Lastly, because they can add in-line documentation and screenshots related to processes within Blueprint, when it comes time to share a paper version of a PDD with other teams they can simply click a button to generate the document and all of the screenshots will appear in-line with the requirements instead of as an appendix – making it significantly easier for developers to understand exactly what’s required.
To date, using Blueprint has improved the speed at which the insurance provider can design and define processes for automation, and reduced the amount of back and forth when defining requirements. Although development has yet to begin on the processes the insurance provider has designed for automation within Blueprint, they anticipate that using Blueprint to define and deliver the PDD documentation digitally will increase the speed in which their RPA developers can turn automated processes around. They are also anticipating a drop in the number of change requests that come up during development and testing because they’ve been able to account for constraints and exceptions upfront, and there are less opportunities for requirements to be missed.
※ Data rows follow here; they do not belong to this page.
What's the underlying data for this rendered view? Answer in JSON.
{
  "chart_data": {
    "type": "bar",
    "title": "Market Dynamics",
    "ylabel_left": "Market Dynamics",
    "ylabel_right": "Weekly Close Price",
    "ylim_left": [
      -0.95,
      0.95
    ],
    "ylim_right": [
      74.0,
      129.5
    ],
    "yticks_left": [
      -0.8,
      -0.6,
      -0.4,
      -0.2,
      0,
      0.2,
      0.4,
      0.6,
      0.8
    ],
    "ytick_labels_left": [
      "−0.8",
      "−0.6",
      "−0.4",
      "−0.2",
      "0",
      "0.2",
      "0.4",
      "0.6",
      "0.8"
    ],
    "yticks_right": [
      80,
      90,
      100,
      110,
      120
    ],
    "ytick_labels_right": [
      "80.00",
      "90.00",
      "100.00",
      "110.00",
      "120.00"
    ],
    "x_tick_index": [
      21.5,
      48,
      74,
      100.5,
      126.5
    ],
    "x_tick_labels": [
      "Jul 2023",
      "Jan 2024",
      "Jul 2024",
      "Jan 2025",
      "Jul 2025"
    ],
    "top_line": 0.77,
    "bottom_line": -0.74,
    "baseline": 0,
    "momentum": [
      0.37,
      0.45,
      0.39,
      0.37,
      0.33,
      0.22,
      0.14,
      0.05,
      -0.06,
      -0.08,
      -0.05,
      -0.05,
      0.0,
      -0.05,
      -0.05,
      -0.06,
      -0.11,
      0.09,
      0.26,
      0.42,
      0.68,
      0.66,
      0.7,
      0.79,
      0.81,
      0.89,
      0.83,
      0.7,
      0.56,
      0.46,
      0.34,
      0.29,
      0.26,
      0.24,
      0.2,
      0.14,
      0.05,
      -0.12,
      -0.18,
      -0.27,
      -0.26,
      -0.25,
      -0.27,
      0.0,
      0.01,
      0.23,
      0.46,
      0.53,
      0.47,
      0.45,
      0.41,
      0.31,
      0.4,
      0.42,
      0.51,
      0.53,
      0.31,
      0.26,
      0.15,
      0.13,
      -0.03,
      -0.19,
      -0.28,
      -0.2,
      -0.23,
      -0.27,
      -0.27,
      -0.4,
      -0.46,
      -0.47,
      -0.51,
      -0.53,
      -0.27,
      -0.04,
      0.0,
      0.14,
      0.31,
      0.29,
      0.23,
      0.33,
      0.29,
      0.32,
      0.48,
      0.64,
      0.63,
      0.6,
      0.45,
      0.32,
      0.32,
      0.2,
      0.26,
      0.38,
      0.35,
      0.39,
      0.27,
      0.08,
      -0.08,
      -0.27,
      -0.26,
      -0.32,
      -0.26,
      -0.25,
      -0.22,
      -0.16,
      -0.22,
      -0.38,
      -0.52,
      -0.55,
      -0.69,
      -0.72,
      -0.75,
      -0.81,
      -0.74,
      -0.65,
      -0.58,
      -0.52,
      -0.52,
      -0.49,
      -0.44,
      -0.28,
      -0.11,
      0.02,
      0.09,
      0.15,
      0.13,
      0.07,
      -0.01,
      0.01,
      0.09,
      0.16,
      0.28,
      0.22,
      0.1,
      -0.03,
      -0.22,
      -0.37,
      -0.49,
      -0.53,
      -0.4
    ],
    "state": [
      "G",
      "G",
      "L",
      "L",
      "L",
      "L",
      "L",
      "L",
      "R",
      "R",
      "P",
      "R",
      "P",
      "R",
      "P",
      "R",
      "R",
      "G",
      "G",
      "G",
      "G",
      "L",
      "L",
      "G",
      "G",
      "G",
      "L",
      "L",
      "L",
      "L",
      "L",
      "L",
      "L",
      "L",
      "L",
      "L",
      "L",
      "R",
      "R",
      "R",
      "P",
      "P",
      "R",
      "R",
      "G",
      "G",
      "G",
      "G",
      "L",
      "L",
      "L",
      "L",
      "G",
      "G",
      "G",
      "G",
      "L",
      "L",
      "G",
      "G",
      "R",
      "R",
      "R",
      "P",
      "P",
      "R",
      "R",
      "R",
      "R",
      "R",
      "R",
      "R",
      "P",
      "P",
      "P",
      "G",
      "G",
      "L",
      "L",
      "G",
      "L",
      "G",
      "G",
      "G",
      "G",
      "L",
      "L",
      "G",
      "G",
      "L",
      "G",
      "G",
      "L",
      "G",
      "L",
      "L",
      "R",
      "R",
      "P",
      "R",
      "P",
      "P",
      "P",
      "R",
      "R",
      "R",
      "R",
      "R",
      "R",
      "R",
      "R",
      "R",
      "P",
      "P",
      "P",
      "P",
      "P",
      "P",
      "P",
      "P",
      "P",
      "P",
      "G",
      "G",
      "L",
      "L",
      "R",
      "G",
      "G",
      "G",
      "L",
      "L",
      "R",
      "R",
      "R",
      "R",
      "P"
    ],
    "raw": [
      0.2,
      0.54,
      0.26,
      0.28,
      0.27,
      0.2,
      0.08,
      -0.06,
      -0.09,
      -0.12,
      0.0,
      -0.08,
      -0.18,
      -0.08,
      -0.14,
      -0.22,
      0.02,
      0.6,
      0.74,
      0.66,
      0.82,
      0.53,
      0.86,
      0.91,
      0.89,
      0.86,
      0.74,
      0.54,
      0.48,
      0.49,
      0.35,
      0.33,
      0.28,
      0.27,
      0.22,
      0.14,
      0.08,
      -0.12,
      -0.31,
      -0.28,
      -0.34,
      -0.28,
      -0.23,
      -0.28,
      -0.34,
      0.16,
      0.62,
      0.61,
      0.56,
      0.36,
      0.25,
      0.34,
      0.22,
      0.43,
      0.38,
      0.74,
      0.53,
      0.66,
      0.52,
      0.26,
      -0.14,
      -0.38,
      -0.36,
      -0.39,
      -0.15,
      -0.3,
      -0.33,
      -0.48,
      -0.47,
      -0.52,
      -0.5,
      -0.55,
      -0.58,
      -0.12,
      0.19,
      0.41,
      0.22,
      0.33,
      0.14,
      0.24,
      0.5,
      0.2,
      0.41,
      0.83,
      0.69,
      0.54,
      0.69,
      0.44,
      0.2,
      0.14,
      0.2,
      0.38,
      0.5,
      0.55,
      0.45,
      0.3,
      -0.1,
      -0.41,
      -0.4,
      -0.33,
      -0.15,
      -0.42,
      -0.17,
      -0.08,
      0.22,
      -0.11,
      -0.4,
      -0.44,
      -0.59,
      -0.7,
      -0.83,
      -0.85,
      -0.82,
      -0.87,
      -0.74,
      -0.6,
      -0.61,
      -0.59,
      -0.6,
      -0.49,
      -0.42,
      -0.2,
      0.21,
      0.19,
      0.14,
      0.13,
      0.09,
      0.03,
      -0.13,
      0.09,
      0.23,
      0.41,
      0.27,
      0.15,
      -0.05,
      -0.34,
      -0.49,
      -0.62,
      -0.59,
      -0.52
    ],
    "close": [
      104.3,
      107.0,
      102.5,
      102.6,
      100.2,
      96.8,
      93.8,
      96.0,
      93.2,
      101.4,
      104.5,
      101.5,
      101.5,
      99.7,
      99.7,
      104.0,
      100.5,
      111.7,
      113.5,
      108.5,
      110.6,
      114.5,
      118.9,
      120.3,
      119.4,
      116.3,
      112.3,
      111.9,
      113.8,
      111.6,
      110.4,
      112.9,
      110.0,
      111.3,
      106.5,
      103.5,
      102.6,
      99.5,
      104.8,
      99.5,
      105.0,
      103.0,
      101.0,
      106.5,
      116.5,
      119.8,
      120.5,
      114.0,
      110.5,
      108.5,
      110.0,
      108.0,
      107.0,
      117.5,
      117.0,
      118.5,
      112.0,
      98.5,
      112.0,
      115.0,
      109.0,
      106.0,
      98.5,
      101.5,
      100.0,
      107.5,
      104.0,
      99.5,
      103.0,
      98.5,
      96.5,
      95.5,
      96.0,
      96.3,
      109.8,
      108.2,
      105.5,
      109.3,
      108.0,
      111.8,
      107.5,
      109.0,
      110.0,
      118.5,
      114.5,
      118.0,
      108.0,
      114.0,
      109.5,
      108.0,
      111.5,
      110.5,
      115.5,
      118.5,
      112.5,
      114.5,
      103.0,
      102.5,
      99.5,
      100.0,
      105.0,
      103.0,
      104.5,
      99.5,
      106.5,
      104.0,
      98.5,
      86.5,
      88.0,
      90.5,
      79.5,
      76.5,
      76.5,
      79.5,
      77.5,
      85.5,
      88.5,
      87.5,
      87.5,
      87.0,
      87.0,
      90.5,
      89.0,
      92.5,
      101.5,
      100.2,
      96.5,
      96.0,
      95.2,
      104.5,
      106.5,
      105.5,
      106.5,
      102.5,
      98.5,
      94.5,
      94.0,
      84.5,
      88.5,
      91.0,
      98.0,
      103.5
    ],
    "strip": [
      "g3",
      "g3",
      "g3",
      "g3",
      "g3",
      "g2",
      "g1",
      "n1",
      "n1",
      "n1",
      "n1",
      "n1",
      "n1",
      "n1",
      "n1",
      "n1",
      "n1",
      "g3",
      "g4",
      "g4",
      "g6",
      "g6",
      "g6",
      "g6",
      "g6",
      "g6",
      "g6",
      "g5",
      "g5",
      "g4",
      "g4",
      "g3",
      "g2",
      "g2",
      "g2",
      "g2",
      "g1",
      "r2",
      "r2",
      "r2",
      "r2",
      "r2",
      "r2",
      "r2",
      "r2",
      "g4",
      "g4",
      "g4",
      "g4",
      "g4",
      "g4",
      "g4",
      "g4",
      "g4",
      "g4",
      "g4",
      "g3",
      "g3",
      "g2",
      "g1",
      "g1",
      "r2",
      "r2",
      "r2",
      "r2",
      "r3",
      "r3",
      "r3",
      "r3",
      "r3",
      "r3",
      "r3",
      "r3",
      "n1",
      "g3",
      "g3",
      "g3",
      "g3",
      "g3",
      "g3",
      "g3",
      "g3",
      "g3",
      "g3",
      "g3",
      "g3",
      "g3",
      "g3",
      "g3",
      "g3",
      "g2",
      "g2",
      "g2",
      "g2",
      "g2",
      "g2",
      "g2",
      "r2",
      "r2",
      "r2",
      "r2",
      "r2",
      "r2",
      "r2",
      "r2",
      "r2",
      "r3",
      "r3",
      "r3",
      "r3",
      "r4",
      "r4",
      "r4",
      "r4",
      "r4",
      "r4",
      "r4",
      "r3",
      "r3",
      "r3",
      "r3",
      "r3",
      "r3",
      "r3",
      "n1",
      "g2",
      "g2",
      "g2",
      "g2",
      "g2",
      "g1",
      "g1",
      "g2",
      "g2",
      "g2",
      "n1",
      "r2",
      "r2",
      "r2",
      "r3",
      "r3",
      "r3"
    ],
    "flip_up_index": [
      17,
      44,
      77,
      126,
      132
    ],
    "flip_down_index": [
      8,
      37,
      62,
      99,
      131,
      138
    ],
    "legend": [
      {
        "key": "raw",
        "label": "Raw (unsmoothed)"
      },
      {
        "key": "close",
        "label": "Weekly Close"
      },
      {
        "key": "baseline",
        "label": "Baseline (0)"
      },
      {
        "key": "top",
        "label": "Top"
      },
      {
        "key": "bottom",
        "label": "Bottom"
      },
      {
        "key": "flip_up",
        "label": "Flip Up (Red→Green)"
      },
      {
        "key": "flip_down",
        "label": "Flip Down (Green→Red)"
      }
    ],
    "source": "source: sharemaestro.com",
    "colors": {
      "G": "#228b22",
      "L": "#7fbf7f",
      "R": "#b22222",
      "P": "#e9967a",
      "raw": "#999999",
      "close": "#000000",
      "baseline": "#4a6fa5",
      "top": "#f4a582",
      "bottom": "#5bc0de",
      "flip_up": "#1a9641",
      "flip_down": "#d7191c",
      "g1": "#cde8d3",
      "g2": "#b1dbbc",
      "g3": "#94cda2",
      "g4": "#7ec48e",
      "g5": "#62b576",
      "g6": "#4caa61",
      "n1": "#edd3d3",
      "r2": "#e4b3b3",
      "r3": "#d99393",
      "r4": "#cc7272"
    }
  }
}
Looking into the future, the insurance provider does not want to stop with simply building digital PDDs in Blueprint. By leveraging Blueprint’s integration capabilities with UiPath, they would be able to seamlessly sync their processes directly from Blueprint into UiPath as ‘skeleton processes’ – eliminating the need to export a paper copy of the PDD from Blueprint to hand over to their development teams.
They’ve also spent a lot of time on their governance and library of reusable pieces, developing 12-20 bots within their first year with only 5 people. Moving forward, they’re looking to focus on not only leveraging Blueprint to develop more bots but are also interested in getting into machine learning and AI.